As for the theft, of client’s clinical and financial information, it’s still unknown. Also, were there celebrities or famous people identities and personal information compromised? The reports suggest there were but wouldn’t state who they were.
Their stories moved Patrick to share his IT Support Checklist with you and express his thoughts, so you can avoid answering reporter questions as these companies did.
CK-LT 1. Compliance. On a scale from 1-10, how would you rate your Compliance?
I must protect my business at all costs. And due to the federal law, I have no choice but to comply. I have too many clients, plus the thought of a HIPAA compliance audit and possible violation fines scares me.
Also, according to, the Health Insurance Portability and Accountability Act, (HIPAA), enacted by the United States Congress in 1996, a healthcare/medical procedure provider must, at all costs, protect patients’ medical records and other sensitive healthcare information.
These federal mandates also require compliance from Plastic Surgery Businesses and Cosmetic Clinics, like yours. No healthcare/medical procedure provider is exempt.
CK-LT 2. Digital Patient Photos. On a scale from 1-10, how would you rate your patient photo sharing and storing practices?
Cell phones. I use them in my practice, and you probably do too. Even our employees do, and they can be careless with their phones. Such as taking “Selfies.”
But in the world of Plastic and Cosmetic Surgeries, there are two significant risks with digital patient photographs we face.
Due to this common practice, it can be traced and associated with patient data theft and HIPAA compliance violations. I monitor my employees closely, hope you do too.
CK-LT 3. IT Support. On a scale from 1-10, how would you rate your IT Security Support?
This item goes along closing with CK-LT1. But with one difference. My IT Support must also be HIPAA compliant. I won’t budge on this. I learned that if they have access to my data, I am responsible for their compliance. If they are not compliant, I won’t use their services.
Information Technology support and services, for Plastic and Cosmetic Surgery Centers, must be compliant. My requirements:
- Health Information Technology for Economic and Clinical Health (HITECH)
- Health Insurance Portability and Accountability Act (HIPAA)
- Compliance, Audits, and Backups
CK-LT 4. IT Monitoring.
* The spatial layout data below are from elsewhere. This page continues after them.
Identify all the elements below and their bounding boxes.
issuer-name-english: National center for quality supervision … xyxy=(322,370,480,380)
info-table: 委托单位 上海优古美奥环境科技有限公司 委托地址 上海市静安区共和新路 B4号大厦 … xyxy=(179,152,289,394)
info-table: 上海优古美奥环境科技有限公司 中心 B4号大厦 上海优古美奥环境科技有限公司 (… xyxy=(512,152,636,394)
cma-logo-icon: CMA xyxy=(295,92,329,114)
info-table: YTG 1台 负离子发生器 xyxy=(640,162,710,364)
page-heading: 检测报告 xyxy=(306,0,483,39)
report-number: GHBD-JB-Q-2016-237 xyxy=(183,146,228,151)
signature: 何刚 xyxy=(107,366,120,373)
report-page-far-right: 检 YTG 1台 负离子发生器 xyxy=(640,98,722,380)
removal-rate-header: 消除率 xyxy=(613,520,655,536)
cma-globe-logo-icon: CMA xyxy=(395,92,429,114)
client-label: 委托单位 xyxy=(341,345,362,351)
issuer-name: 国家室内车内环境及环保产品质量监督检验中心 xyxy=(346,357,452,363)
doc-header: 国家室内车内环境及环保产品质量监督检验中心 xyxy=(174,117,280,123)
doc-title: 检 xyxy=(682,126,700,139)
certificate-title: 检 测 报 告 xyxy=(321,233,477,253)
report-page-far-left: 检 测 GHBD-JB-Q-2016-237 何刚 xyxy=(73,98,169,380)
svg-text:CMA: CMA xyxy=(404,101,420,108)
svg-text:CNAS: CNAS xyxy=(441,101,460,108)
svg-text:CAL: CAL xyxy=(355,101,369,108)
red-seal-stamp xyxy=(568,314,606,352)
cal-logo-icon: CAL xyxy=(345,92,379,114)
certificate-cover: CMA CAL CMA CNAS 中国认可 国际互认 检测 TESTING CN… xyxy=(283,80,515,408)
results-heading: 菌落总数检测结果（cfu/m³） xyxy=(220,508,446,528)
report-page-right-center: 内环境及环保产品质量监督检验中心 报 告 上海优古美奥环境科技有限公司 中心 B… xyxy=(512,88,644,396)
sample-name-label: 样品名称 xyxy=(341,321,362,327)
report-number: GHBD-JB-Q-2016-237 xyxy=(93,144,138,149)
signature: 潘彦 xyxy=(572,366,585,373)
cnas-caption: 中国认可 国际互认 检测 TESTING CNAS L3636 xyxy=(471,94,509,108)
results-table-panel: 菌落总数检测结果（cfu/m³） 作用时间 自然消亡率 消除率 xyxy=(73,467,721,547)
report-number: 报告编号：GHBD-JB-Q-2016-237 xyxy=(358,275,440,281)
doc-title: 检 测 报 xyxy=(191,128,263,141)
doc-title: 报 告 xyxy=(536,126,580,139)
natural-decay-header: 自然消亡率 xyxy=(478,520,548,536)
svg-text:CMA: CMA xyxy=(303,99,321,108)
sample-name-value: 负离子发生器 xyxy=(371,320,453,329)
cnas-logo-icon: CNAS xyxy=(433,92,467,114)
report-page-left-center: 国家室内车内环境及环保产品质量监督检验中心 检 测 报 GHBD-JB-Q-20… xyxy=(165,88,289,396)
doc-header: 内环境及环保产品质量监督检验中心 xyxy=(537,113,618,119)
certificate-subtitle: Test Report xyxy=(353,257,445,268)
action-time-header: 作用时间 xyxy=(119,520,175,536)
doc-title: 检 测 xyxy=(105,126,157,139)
On a scale from 1-10, how would you rate your IT Monitoring?
Some of my peers only have 9-5 monitoring, Monday through Friday. I prefer my team to be watching all the time. Attacks may happen after hours. Too great of a risk.
I believe your computer network or system must have around the clock eyes-on monitoring. Even when your Plastic Surgery office is not open, there are “Bad Actors” out there who want our patient’s records and information. The right IT Monitoring spots the threats, contains them, and quarantines each attack.
CK-LT 5. Business Continuity. On a scale from 1-10, how would you rate your backup and restore protocols?
If my system went down as you are reading this, how quickly do you think my reliable IT Support would have me back up and running? Also at what point can they recover and restore my files?
Depending on the attack, I will be back up and operational quickly. My team also can restore my files just before the hack. So my data loss is minimal, and any ransom demands, on stolen data, from a cybercriminal, I can ignore.
CK-LT 6. Confidence. On a scale from 1-10, how would you rate your overall confidence with your IT service provider?
Okay, I’m biased. Nova Computer Solutions is the right IT Support and Consulting provider for my Plastic Surgery practice. They take great care of my IT Security, and I can call them anytime. Even at 3:11 am, on a Sunday. Not to mention they don’t gouge me with surprise invoices.
Also, they keep me from having to answer reporter questions.